Celestial geography was an essential element in Greek religion and philosophy. For instance, the Pythagorean representation of the soul's journey from the underworld to the heavens through the planets is projected on the world/polar axis which passes through Delphi and Mt. Olympus (see Map 2). The resulting geographic correspondences are reflected in the location of sacred sites, and in mythology, art, and artifacts. This north-south line also symbolizes the descending and ascending gateways of the two solstices. In the same way, the Mysteries of Agrae and Eleusis were closely connected with the zodiacal division of Attica and its relation to the Delphic system, wherein Athens represented 0 degreesVirgo, the sign of Athena. Richer points out that "the Greater and Lesser Mysteries took place on the solstitial axis of Attica, while their dates were those of the equinoxes. Thus the four essential times of the year were represented by a single axis" (p. 77).

This ancient astronomical religion also underlies myths about the gods, demigods, and heroes. Worship of the Greek heroes -- such as Heracles (Hercules), Perseus, Theseus, and Bellerophon -- preceded that of the Olympian gods, and often their stories were later assimilated with those of the twelve zodiacal deities. A solar hero identified with Leo, Heracles goes back to the era before 2000 bc in which the solstices were in Leo and Aquarius. His twelve labors represent

a collection of traditions from successive stages in the history of a culture or civilization, which are sometimes quite difficult to coordinate. . . . Diodorus of Sicily said that there had been several Heracles, who themselves had been the heirs of a whole mythic history that included elements of diverse origins. The Hindu Hanuman, for example, is another hero like this, and the Babylonian Gilgamesh, whose history may have been transmitted to the Greeks by the Phoenicians, and again, the Phoenician Melqart. -- p. 97

Richer makes a detailed analysis of the places and incidents in Heracles' journeys which discloses many astrological/mystical significances.

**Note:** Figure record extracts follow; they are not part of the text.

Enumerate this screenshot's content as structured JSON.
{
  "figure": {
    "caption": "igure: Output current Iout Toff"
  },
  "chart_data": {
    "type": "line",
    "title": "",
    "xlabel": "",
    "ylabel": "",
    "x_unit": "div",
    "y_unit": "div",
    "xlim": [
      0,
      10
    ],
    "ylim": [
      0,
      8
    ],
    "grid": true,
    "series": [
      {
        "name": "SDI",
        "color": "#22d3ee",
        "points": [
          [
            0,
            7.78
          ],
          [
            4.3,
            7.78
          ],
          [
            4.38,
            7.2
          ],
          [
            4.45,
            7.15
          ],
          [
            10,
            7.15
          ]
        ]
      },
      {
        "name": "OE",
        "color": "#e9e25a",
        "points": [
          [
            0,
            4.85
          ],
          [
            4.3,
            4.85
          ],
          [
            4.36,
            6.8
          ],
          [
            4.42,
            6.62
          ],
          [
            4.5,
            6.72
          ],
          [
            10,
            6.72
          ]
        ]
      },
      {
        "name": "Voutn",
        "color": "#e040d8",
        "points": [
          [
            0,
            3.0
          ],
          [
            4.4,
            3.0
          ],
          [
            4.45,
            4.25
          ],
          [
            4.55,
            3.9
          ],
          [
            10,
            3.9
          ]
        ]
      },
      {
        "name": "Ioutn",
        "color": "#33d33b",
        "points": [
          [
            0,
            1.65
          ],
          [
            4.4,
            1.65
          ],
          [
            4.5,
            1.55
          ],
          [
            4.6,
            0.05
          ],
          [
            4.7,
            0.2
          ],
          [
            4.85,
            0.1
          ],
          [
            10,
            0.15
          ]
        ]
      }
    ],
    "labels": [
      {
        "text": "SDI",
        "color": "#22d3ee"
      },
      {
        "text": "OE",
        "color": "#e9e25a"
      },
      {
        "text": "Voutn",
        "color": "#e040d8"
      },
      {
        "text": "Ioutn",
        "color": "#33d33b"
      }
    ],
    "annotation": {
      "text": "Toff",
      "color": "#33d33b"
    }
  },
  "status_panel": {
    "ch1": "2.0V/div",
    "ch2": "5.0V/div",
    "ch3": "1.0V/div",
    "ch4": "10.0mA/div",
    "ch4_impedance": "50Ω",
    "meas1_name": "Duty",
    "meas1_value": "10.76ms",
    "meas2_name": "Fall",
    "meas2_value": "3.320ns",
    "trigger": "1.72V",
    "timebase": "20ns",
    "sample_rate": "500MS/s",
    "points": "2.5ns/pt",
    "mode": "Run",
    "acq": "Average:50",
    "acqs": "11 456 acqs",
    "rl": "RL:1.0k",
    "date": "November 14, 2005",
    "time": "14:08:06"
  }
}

Years of studying coins, pottery, shields, temples and their sculptures, other archeological remains, myths, literature, religion, and calendars confirmed Richer's opinion that a sacred astrological geography and religion was pervasive throughout ancient Greece:

The evidence of the monuments shows in an undeniable way, but not yet clearly perceived, that during more than two thousand years, the Phoenicians, the Hittites, the ancient Greeks, and then the Etruscans, the Carthaginians, and the Romans, had patiently woven a fabric of correspondences between the sky, especially the apparent course of the sun through the zodiac, the inhabited earth, and the cities built by humanity.
If these conclusions are accepted, we have the beginnings of a meta-archeology. In fact, by simple geometry and starting from known sites, it becomes possible to locate certain points in Greece and Anatolia where methodically conducted excavations should give interesting results. . . . A team of experts, including astronomers, geographers, archeologists, and historians, could take full advantage of the concepts I am proposing. -- p. xxv

This book demonstrates convincingly both the purposefulness of much in ancient Greek culture that has been passed over as arbitrary or inexplicable, and complex geographical and astronomical knowledge that underlies so many aspects of the life of these ancient peoples.